To the person who views health and wellness as getting fit for summer, or who jumps from one 60-day challenge to another, practice will not be of much importance. When this type of person is training they are hitting everything at 100% (at a level unsustainable long term). This person has a deadline, they know that they only need to keep it up for a short period and they want results fast (regardless of what it does to their body).
If, on the other hand, you are exercising for longevity and want to get fit and healthy (and stay that way) for many years to come then practice should play a big role in your programming!! Have a read over the following to see just how practice can help you.
What does practice mean to you with regard to your training? Take a few moments to reflect on that, is it;
- Today, I’m going to not worry so much about the weight
and focus on the movement?
- Today, I want to work longer (lighter weight) and rest less or work less (heavier weight) and rest more? What is your goal for the session?
- Today, it’s about me, I don’t need to keep up with anybody, beat myself or anyone else for that matter?
- Today, I’m going to listen to my body and back it off a bit?
- Today, I’m going to move in line with my long term goals?
Now that we’ve got you thinking we’re giving you some further information on the context of the change in our programming. We now have Competition, Mental Toughness and PRACTICE focus days. These PRACTICE days are scheduled so we are not always training or working at our maximum capacity. That approach is not HEALTHY. If you approach everyday full bore, or let your ego get in the way, you are not giving yourself the best chance of improving.

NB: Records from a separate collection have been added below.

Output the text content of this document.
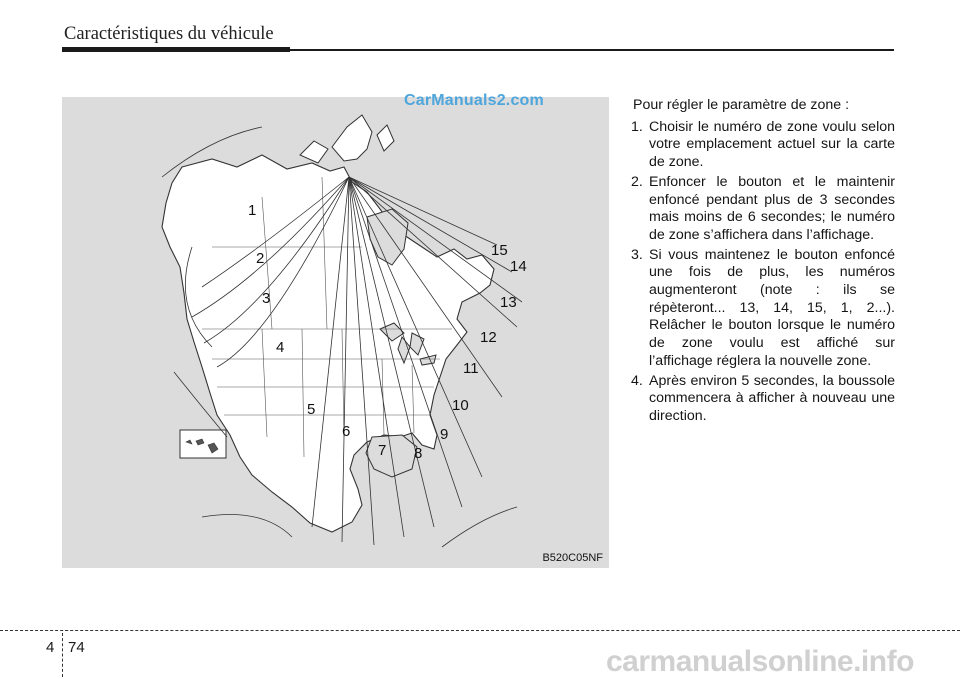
Caractéristiques du véhicule
1
2
3
4
5
6
7 8
9
10
11
12
13
14
15
CarManuals2.com
B520C05NF

Pour régler le paramètre de zone :

1. Choisir le numéro de zone voulu selon votre emplacement actuel sur la carte de zone.
2. Enfoncer le bouton et le maintenir enfoncé pendant plus de 3 secondes mais moins de 6 secondes; le numéro de zone s’affichera dans l’affichage.
3. Si vous maintenez le bouton enfoncé une fois de plus, les numéros augmenteront (note : ils se répèteront... 13, 14, 15, 1, 2...). Relâcher le bouton lorsque le numéro de zone voulu est affiché sur l’affichage réglera la nouvelle zone.
4. Après environ 5 secondes, la boussole commencera à afficher à nouveau une direction.
4 74	carmanualsonline.info
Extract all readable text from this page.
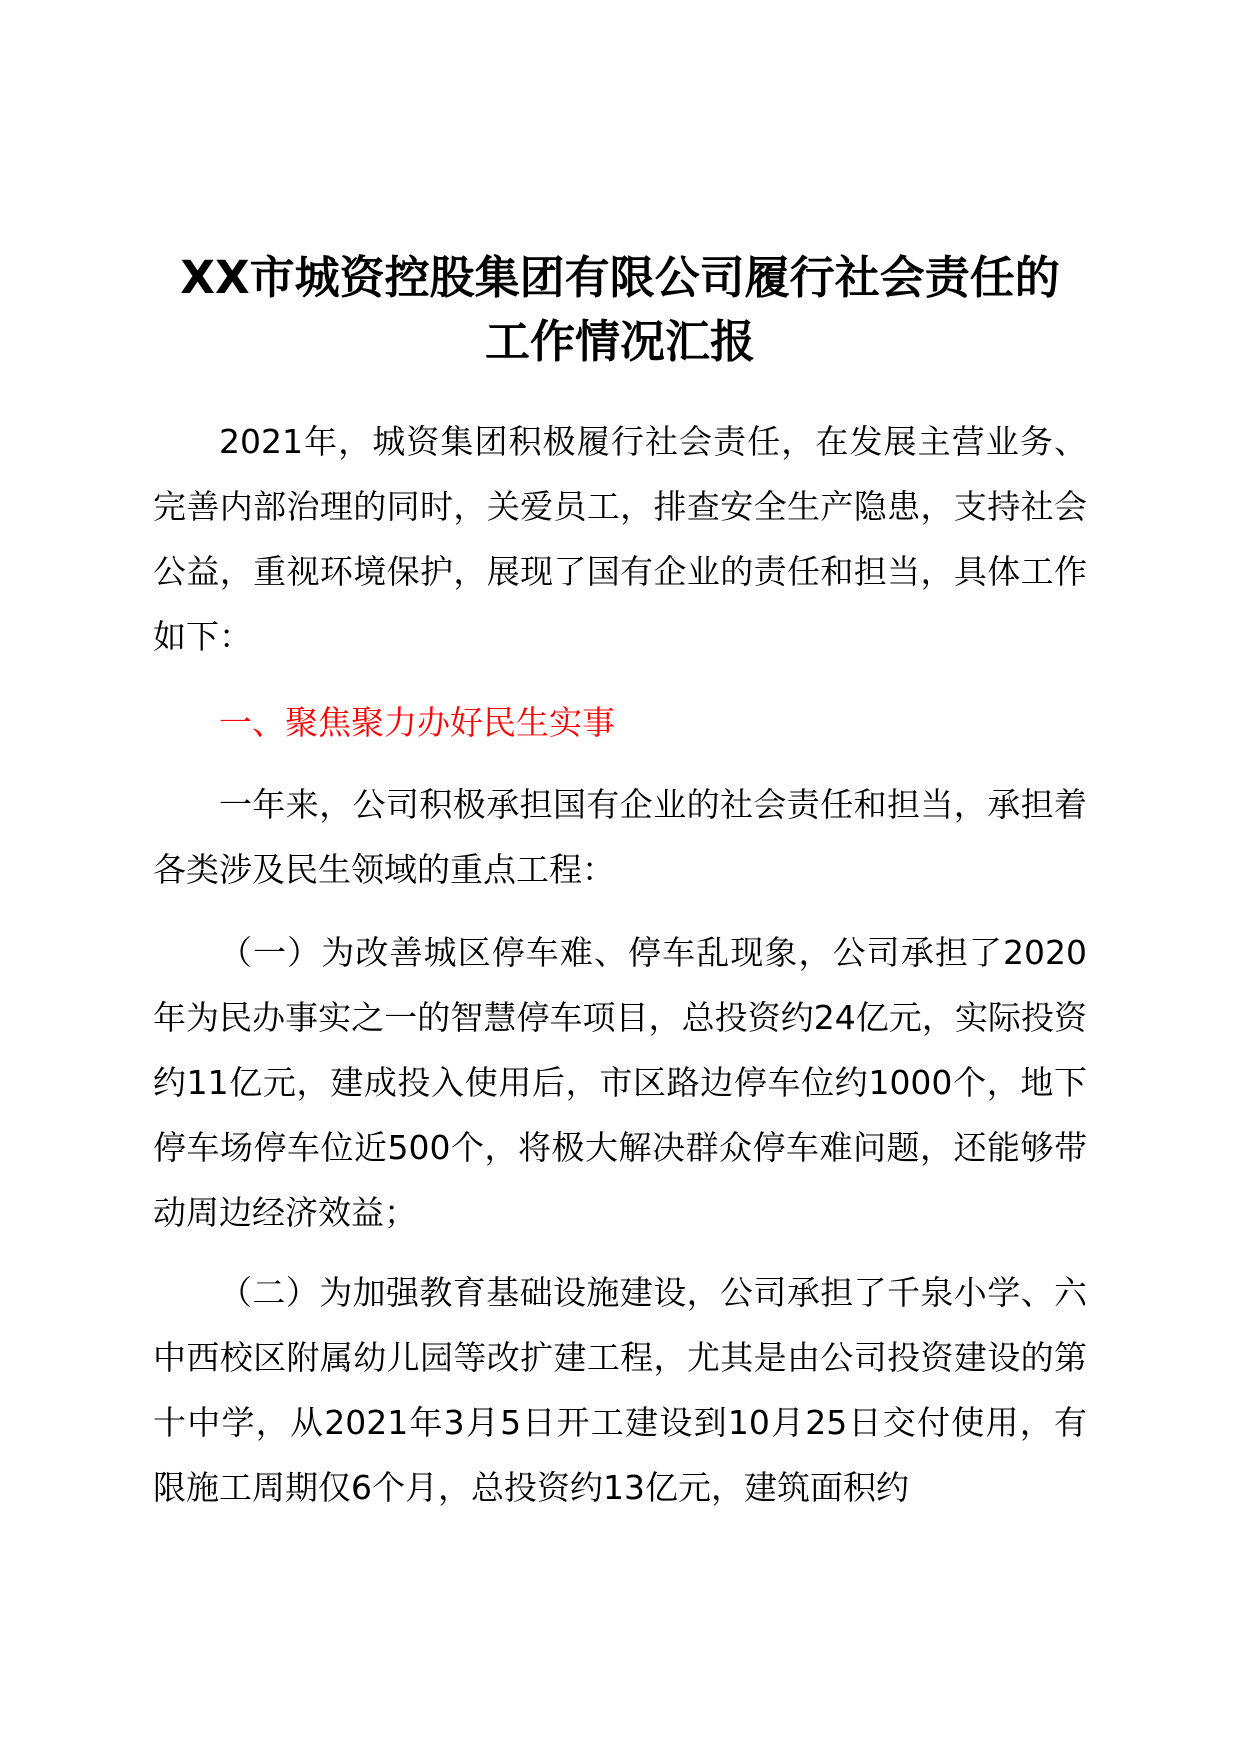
XX市城资控股集团有限公司履行社会责任的
工作情况汇报

2021年，城资集团积极履行社会责任，在发展主营业务、完善内部治理的同时，关爱员工，排查安全生产隐患，支持社会公益，重视环境保护，展现了国有企业的责任和担当，具体工作如下：

一、聚焦聚力办好民生实事

一年来，公司积极承担国有企业的社会责任和担当，承担着各类涉及民生领域的重点工程：

（一）为改善城区停车难、停车乱现象，公司承担了2020年为民办事实之一的智慧停车项目，总投资约24亿元，实际投资约11亿元，建成投入使用后，市区路边停车位约1000个，地下停车场停车位近500个，将极大解决群众停车难问题，还能够带动周边经济效益；

（二）为加强教育基础设施建设，公司承担了千泉小学、六中西校区附属幼儿园等改扩建工程，尤其是由公司投资建设的第十中学，从2021年3月5日开工建设到10月25日交付使用，有限施工周期仅6个月，总投资约13亿元，建筑面积约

Professional athletes don’t train full bore all the time and neither should you!
We should view PRACTICE days as an opportunity to improve the way we move. We are looking to get the work done whilst improving our 10 Physical Skills of CrossFit. Put simply, if you have a crap Clean & Jerk and keep lifting heavy or if you are always trying to hit the big numbers, are you really giving yourself the best opportunity to improve your C&J, or your Accuracy, Agility, Balance or Coordination?
The advisory percentages, are guidelines, you don’t always have to hit that number on the chart or go for a new “sneaky 1RM”. These are structured numbers within the programming to give you the best chance of improving.
If you’ve had a couple of days off, or training infrequently it’s more important to “stay within, or even better below” these guides, otherwise you could be risking injury. Days off or away from the gym shouldn’t mean you go “full bore” when you get back here.
Let’s take a look at some outcomes based on people’s approach to Practice Days.
As coaches whilst we are at the whiteboard or having a “suggestive chat” with you, we are posing thoughts and recommendations to you to best look after your body, get a workout in, get the best results possible, and improve the way you move.
Take a look at this short video on practice and the neural pathways associated with improvement of tasks, How To Practice Effectively…..For Just About Anything simple in Laymen’s terms yes?
The importance of practice goes to the very foundations of the CrossFit program. CrossFit published this Journal back in 2005 regarding the Fundamentals, Virtuosity & Mastery. Virtuosity is defined in gymnastics as “performing the common uncommonly well,” the same can be applied to moving your body and/or a bar through space.
Taking another minute to reflect on all of these questions above and some new knowledge;
- How will you approach your next session when the coach is briefing the workout says it’s a PRACTICE day?
- Will you tell the coach if you’re not feeling the best today, have general soreness and fatigue?
- What will you do if you want to improve a specific movement?
In conclusion, PRACTICE days are beneficial in supporting your, health, wellbeing, performance, and longevity. So, when a practice day comes up use it as an opportunity to take your health/fitness/training to the next level.